Rudy hizo una señal en dirección al establo. Compartían un caballo, un viejo jamelgo llamado
Arroz, y
hoy le tocaba a Rudy limpiar el establo, así que Max se dirigió solo hacia la casa. Estaba junto a la mesa de la cocina cuando escuchó cerrarse desde fuera las puertas del sótano. Poco después su padre subió las escaleras y apareció en la puerta que daba al sótano.

—¿Estás trabajando en algo ahí abajo? —preguntó Max.

Su padre lo miró de arriba abajo con ojos deliberadamente inexpresivos.

—Os lo desvelaré más tarde —dijo, y Max le vio sacar una llave de plata del bolsillo de su chaleco y usarla para cerrar la puerta del sótano. Nunca antes la había usado, y Max no sabía siquiera que existía tal llave.

Pasó el resto de la tarde agitado, mirando sin cesar la puerta del sótano, inquieto por la promesa de su padre: «Os lo desvelaré más tarde». No tuvo ocasión de comentarla con Rudy durante la cena, de especular sobre qué sería lo que les iba a desvelar, y tampoco pudieron hablar después, mientras hacían los deberes en la mesa de la cocina. Por lo general, su padre se retiraba temprano a su estudio, para estar solo, y no lo volvían a ver hasta la mañana siguiente. Pero esta noche parecía nervioso y no hacía más que entrar y salir de su despacho a por un vaso de agua, a limpiar sus gafas y, por último, para coger una lámpara. Ajustó la mecha de manera que hubiera sólo una tenue llama roja y después la colocó sobre la mesa, frente a Max.

—Chicos —dijo volviéndose hacia el sótano y descorriendo el cerrojo—. Bajad y esperadme. No toquéis nada.

Rudy, pálido como la cera, dirigió a Max una mirada horrorizada. No soportaba el sótano, con su techo bajo y su olor, las telarañas como velos de encaje en las esquinas. Cuando le tocaba hacer allí alguna tarea doméstica, siempre le suplicaba a su hermano que lo acompañara. Max abrió la boca para preguntar a su padre, pero éste ya había salido de la habitación y desaparecido en su estudio.

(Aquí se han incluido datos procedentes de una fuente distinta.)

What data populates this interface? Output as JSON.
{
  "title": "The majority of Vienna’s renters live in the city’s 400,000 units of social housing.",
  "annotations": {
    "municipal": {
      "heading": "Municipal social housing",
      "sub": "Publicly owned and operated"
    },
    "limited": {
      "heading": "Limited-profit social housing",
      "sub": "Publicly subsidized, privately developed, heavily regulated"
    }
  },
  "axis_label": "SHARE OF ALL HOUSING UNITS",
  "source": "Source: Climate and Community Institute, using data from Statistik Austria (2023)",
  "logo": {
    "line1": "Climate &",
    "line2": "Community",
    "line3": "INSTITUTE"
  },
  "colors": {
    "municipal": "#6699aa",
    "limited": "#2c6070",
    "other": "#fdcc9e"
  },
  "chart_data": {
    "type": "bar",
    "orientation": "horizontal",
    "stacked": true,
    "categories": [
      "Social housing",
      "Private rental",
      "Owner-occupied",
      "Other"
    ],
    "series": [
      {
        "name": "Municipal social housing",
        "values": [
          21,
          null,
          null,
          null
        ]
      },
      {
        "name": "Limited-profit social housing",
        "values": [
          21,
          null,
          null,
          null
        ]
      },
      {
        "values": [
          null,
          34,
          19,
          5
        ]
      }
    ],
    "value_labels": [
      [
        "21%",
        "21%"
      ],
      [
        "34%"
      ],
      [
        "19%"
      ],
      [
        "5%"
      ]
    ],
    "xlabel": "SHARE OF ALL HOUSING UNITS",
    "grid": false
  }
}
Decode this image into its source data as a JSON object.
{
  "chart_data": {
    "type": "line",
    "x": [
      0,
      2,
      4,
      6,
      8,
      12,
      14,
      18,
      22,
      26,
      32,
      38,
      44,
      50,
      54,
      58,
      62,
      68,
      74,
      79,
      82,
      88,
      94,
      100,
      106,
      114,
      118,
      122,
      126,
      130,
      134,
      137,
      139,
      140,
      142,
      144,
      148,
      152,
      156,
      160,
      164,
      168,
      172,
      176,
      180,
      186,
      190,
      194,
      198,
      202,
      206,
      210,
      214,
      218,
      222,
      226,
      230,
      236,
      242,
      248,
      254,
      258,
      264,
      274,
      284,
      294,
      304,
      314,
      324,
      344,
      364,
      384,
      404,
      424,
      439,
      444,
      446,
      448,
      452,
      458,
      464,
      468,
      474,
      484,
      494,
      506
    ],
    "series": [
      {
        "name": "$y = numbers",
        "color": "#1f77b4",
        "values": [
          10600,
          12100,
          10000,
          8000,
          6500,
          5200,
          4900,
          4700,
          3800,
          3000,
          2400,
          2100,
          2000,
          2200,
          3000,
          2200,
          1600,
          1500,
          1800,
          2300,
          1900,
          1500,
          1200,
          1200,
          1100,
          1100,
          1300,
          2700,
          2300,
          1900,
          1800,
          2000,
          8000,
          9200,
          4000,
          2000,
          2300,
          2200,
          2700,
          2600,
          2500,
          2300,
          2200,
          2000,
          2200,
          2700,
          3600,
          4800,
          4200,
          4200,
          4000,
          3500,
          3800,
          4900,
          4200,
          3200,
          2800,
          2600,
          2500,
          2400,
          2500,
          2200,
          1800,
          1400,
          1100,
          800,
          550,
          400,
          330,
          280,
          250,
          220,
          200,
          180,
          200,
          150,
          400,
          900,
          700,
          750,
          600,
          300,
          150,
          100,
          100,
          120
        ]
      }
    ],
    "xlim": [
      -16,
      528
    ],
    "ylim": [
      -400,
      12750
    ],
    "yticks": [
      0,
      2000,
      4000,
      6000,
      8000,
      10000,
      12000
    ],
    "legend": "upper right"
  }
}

Max miró a Rudy, que temblaba y negaba con la cabeza sin decir palabra.

—No pasará nada —le prometió Max—. Yo te protegeré.

Rudy cogió la lámpara y dejó que Max bajara el primero por las escaleras. La luz anaranjada de la llama proyectaba sombras que se inclinaban y saltaban, como oscuras lenguas, en las paredes. Max bajó hasta el sótano y miró inseguro a su alrededor. A la izquierda de las escaleras había una mesa de trabajo sobre la que había un bulto cubierto con una lona blanca y mugrienta. Podían ser ladrillos apilados, o ropa, era difícil decirlo en aquella oscuridad y sin acercarse más. Max avanzó con lentitud y arrastrando los pies, hasta que estuvo cerca de la mesa, y una vez allí se detuvo, dándose cuenta de repente de lo que escondía la sábana.